Categories
kesehatan

Kiara 2: Persalinannya Sukses, Tapi…

Setelah seharian menunggu, akhirnya tiba saatnya! Istri saya sekarang harus bernapas pendek-pendek dan mengejan, terutama waktu serangan kontraksi terhebat muncul. “Kalau nggak terlalu sakit kontraksinya, jangan dulu mengejan. Karena akan mubazir,” pesan bidan.

Yah, logika ini, kalau dipikir-pikir, memang seperti saat kita hendak berak. Jangan didorong kalau belum terasa sakit!

Beberapa dorongan awal gagal, mungkin karena istri saya mengejan di leher, bukan di perut. Padahal, kalau beracuan pada analog berak tadi, yang diejankan itu memang seharusnya perutnya. Perut ke bawah.

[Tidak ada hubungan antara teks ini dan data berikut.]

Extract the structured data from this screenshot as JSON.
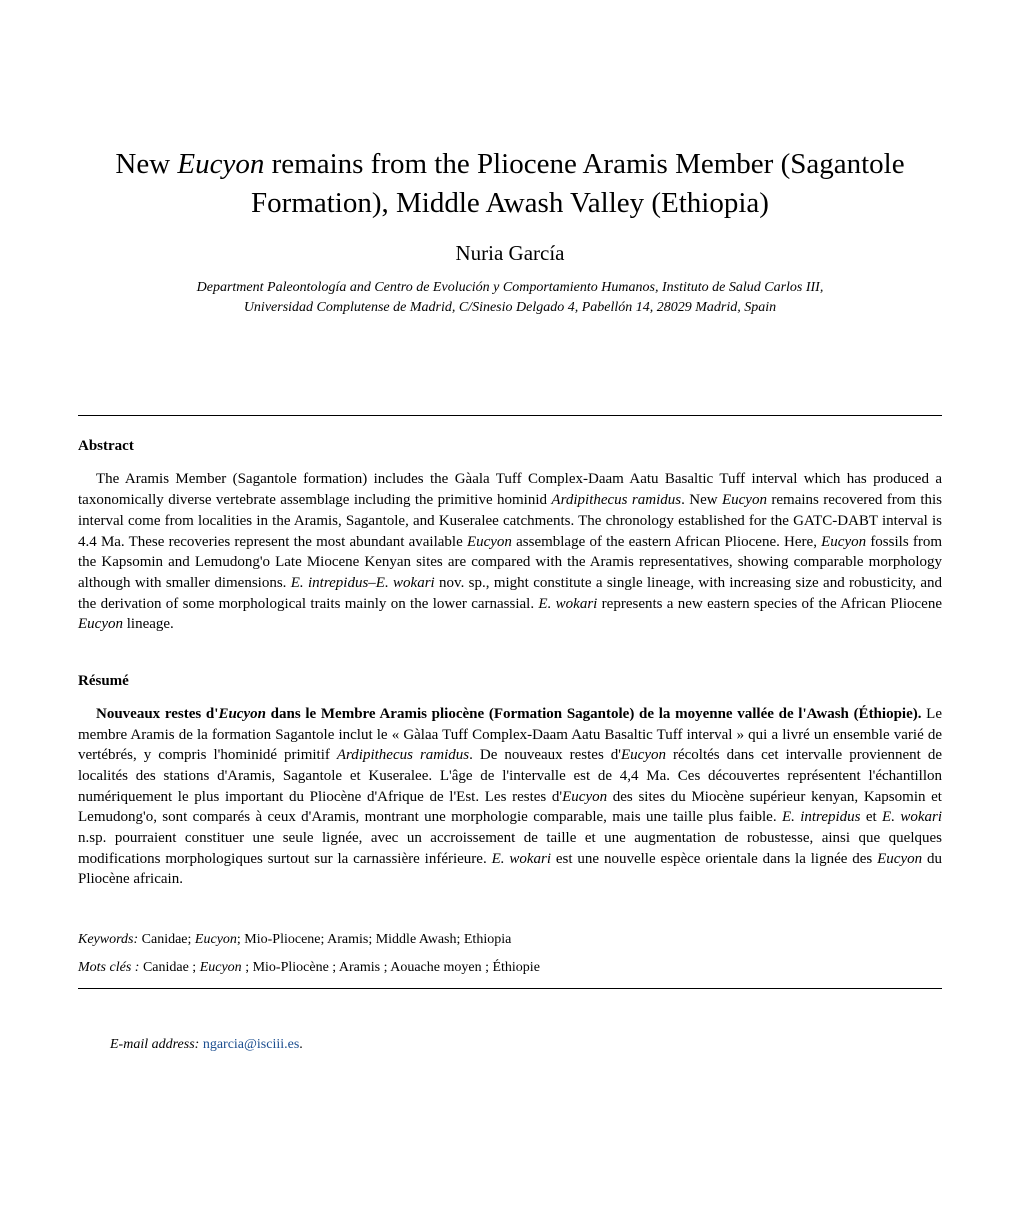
{
  "title": {
    "prefix": "New ",
    "italic1": "Eucyon",
    "rest": " remains from the Pliocene Aramis Member (Sagantole Formation), Middle Awash Valley (Ethiopia)"
  },
  "author": "Nuria García",
  "affiliation_line1": "Department Paleontología and Centro de Evolución y Comportamiento Humanos, Instituto de Salud Carlos III,",
  "affiliation_line2": "Universidad Complutense de Madrid, C/Sinesio Delgado 4, Pabellón 14, 28029 Madrid, Spain",
  "abstract": {
    "heading": "Abstract",
    "p1a": "The Aramis Member (Sagantole formation) includes the Gàala Tuff Complex-Daam Aatu Basaltic Tuff interval which has produced a taxonomically diverse vertebrate assemblage including the primitive hominid ",
    "p1_it1": "Ardipithecus ramidus",
    "p1b": ". New ",
    "p1_it2": "Eucyon",
    "p1c": " remains recovered from this interval come from localities in the Aramis, Sagantole, and Kuseralee catchments. The chronology established for the GATC-DABT interval is 4.4 Ma. These recoveries represent the most abundant available ",
    "p1_it3": "Eucyon",
    "p1d": " assemblage of the eastern African Pliocene. Here, ",
    "p1_it4": "Eucyon",
    "p1e": " fossils from the Kapsomin and Lemudong'o Late Miocene Kenyan sites are compared with the Aramis representatives, showing comparable morphology although with smaller dimensions. ",
    "p1_it5": "E. intrepidus–E. wokari",
    "p1f": " nov. sp., might constitute a single lineage, with increasing size and robusticity, and the derivation of some morphological traits mainly on the lower carnassial. ",
    "p1_it6": "E. wokari",
    "p1g": " represents a new eastern species of the African Pliocene ",
    "p1_it7": "Eucyon",
    "p1h": " lineage."
  },
  "resume": {
    "heading": "Résumé",
    "bold_prefix": "Nouveaux restes d'",
    "bold_italic1": "Eucyon",
    "bold_mid": " dans le Membre Aramis pliocène (Formation Sagantole) de la moyenne vallée de l'Awash (Éthiopie).",
    "p1a": " Le membre Aramis de la formation Sagantole inclut le « Gàlaa Tuff Complex-Daam Aatu Basaltic Tuff interval » qui a livré un ensemble varié de vertébrés, y compris l'hominidé primitif ",
    "p1_it1": "Ardipithecus ramidus",
    "p1b": ". De nouveaux restes d'",
    "p1_it2": "Eucyon",
    "p1c": " récoltés dans cet intervalle proviennent de localités des stations d'Aramis, Sagantole et Kuseralee. L'âge de l'intervalle est de 4,4 Ma. Ces découvertes représentent l'échantillon numériquement le plus important du Pliocène d'Afrique de l'Est. Les restes d'",
    "p1_it3": "Eucyon",
    "p1d": " des sites du Miocène supérieur kenyan, Kapsomin et Lemudong'o, sont comparés à ceux d'Aramis, montrant une morphologie comparable, mais une taille plus faible. ",
    "p1_it4": "E. intrepidus",
    "p1e": " et ",
    "p1_it5": "E. wokari",
    "p1f": " n.sp. pourraient constituer une seule lignée, avec un accroissement de taille et une augmentation de robustesse, ainsi que quelques modifications morphologiques surtout sur la carnassière inférieure. ",
    "p1_it6": "E. wokari",
    "p1g": " est une nouvelle espèce orientale dans la lignée des ",
    "p1_it7": "Eucyon",
    "p1h": " du Pliocène africain."
  },
  "keywords": {
    "label": "Keywords:",
    "values_prefix": "  Canidae; ",
    "italic1": "Eucyon",
    "values_rest": "; Mio-Pliocene; Aramis; Middle Awash; Ethiopia"
  },
  "motscles": {
    "label": "Mots clés  :",
    "values_prefix": "  Canidae ; ",
    "italic1": "Eucyon",
    "values_rest": " ; Mio-Pliocène ; Aramis ; Aouache moyen ; Éthiopie"
  },
  "email": {
    "label": "E-mail address:",
    "address": "ngarcia@isciii.es",
    "suffix": "."
  }
}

Saya juga sempat ingin tertawa karena bidan-bidan itu tidak jarang menggunakan kosakata Jawa saat memberi instruksi. Padahal baru saja saya bilang ke mereka, istri saya orang Sunda, tidak paham apa itu ngeden (mengejan), kemeng (linu), dan sebangsanya. Plis deh!

“Itu, rambutnya udah kelihatan. Ayo, Bu, semangaaaat!” salah seorang bidan memberi tahu. Saya melongoknya. Memang ada rambut-rambut yang basah oleh darah nongol di sana. Itukah anak saya? Itukah kepalanya?

“Yaaah, belum berhasil,” kata bidan lainnya. “Ayo, Bu, kalau kontraksi lagi, harus berhasil ya dorongannya….”

Saya tidak ingat berapa kali wajah istri saya memerah berusaha mengeluarkan sang buah hati dari rahimnya. Berapa kali saya mencium lutut dan wajahnya untuk memberi dukungan moril. Berapa kali juga seorang bidan membantu menekan-nekan perut bagian atas istri saya dengan tangannya. Saya lupa. Pikiran saya kosong. Ini pengalaman pertama saya.

Tahu-tahu, saya mendengar seorang bidan berkata, “Bagus, baguuuus, waaah, Ibu hebat….”

Lainnya menyemangati, “Kepalanya sudah muncul, Bu! Ayo teruskan dikit lagi. Doroooong….”

Saya tidak ikut memberi semangat. Mulut saya ingin mengatakan sesuatu, tapi saya hanya termangu. Diam di sana. Menyaksikan munculnya separuh kepala sang bayi.

“Nah!” Bidan Hastani menyeru, “Udah, cukup! Udah, Bu, berhenti….”

Saya mengerutkan kening. Cukup? Yang benar saja! Ini kan baru kepalanya? Itu pun baru separuh. Bagaimana dengan bahunya? Tentu sama sulitnya kan!

Namun, sekelebat pikiran saya itu terbukti terlalu naif. Begitu kepala merah itu keluar, sang bidan menariknya begitu saja. Dan seluruh tubuh orok pun dengan mulus meluncur ke dunia. Sang bayi langsung menangis di atas perlak. Tak perlu dijungkir. Tak perlu ditepuk pantatnya.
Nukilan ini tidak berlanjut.